Однако Перший это не сказал вслух, а послал мысленно, зная наверняка, что не только молвь, но и послание не взволнует мальчика, або будет им не принято, не услышано. Поелику толкование старшей четверки Богов, как было ранее замечено, Крушец не воспринимал.

— Желательно того не откладывать, — также мысленно отозвался Асил, и наново вдохнул в себя волнистые кудерьки волос юноши.

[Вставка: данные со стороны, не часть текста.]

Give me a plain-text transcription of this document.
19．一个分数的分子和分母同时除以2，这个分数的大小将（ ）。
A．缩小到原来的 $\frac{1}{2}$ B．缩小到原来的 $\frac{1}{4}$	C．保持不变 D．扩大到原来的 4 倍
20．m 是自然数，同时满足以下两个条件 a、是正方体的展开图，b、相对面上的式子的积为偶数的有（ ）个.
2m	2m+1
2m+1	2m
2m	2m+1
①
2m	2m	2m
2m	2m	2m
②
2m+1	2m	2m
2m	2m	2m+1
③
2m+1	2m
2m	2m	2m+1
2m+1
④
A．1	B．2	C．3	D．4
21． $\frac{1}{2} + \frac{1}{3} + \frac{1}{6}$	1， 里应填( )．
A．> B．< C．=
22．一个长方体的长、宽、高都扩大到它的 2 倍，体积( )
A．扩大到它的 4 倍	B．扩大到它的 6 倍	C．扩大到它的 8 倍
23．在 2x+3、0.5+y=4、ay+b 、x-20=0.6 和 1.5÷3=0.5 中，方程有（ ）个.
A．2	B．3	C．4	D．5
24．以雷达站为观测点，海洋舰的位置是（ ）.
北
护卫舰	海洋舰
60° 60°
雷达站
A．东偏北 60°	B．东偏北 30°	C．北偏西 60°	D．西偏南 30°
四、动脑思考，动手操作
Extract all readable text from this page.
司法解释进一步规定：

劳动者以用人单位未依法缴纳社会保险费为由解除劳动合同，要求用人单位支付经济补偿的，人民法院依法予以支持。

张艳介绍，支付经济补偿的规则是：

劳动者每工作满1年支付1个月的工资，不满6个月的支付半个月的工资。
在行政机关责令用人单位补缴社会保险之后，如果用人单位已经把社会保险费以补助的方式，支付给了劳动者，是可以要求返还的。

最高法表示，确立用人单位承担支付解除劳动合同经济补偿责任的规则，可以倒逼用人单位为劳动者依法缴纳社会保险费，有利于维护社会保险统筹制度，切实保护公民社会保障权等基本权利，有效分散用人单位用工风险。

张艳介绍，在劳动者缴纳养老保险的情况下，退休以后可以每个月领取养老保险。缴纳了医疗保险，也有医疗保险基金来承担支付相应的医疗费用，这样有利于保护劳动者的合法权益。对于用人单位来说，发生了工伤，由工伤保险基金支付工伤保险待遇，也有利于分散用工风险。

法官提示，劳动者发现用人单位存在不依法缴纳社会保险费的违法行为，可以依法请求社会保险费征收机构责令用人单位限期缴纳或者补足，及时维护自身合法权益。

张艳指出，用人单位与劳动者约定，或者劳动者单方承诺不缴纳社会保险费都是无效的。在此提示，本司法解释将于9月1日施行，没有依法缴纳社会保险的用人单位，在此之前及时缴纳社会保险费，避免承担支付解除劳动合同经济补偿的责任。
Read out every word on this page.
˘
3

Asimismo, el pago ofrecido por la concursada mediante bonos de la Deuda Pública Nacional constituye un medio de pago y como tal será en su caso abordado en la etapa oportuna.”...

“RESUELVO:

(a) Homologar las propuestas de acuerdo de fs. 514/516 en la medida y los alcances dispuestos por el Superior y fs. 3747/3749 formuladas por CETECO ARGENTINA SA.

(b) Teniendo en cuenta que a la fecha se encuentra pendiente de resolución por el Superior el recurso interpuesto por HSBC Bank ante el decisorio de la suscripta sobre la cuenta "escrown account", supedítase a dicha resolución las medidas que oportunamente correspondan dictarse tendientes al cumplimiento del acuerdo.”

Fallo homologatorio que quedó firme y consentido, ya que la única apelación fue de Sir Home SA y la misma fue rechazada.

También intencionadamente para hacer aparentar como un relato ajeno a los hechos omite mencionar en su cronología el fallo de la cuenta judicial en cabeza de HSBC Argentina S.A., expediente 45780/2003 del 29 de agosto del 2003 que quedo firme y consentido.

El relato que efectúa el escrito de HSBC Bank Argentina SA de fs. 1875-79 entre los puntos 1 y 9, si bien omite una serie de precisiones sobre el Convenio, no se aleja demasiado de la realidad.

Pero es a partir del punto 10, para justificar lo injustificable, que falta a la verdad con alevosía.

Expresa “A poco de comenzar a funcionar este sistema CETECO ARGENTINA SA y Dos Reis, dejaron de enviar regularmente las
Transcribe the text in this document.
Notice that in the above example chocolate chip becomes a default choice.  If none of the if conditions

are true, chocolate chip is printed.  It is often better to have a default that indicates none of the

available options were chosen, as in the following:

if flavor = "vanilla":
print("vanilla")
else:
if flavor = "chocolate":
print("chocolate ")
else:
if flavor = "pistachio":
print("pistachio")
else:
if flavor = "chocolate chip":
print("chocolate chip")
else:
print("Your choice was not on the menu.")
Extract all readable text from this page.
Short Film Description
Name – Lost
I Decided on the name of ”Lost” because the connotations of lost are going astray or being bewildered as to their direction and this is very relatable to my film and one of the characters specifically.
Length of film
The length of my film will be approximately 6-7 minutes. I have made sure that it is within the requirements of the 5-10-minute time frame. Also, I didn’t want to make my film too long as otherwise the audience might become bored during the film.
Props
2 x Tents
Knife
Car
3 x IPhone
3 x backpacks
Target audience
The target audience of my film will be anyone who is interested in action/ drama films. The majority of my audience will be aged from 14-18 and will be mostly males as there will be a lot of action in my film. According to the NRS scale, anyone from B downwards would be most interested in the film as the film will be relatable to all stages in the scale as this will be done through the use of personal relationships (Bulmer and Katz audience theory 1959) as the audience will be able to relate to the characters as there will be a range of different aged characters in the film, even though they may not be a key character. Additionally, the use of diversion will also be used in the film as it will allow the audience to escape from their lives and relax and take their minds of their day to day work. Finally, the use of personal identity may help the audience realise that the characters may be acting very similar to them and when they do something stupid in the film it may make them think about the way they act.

— Ты пахнешь, как Велет, — меж тем молвил Яробор Живко, однозначно говоря слышимо для всех. Он прикоснулся губами к бурой материи сакхи, и засим отпрянув от него, воззрился в лицо Бога. — Никогда не думал, что Боги пахнут. У каждой печищи не только единые признаки цвета кожи, но и оказывается одинаковый дух…запах…

— Потому как запах, необходимый образ, отражение, по которому творение может создать представление себе о самой реальности и восприятии ее как таковой, — пояснил Перший, стараясь в том опередить младшего брата, несколько опешившего от вопроса мальчика.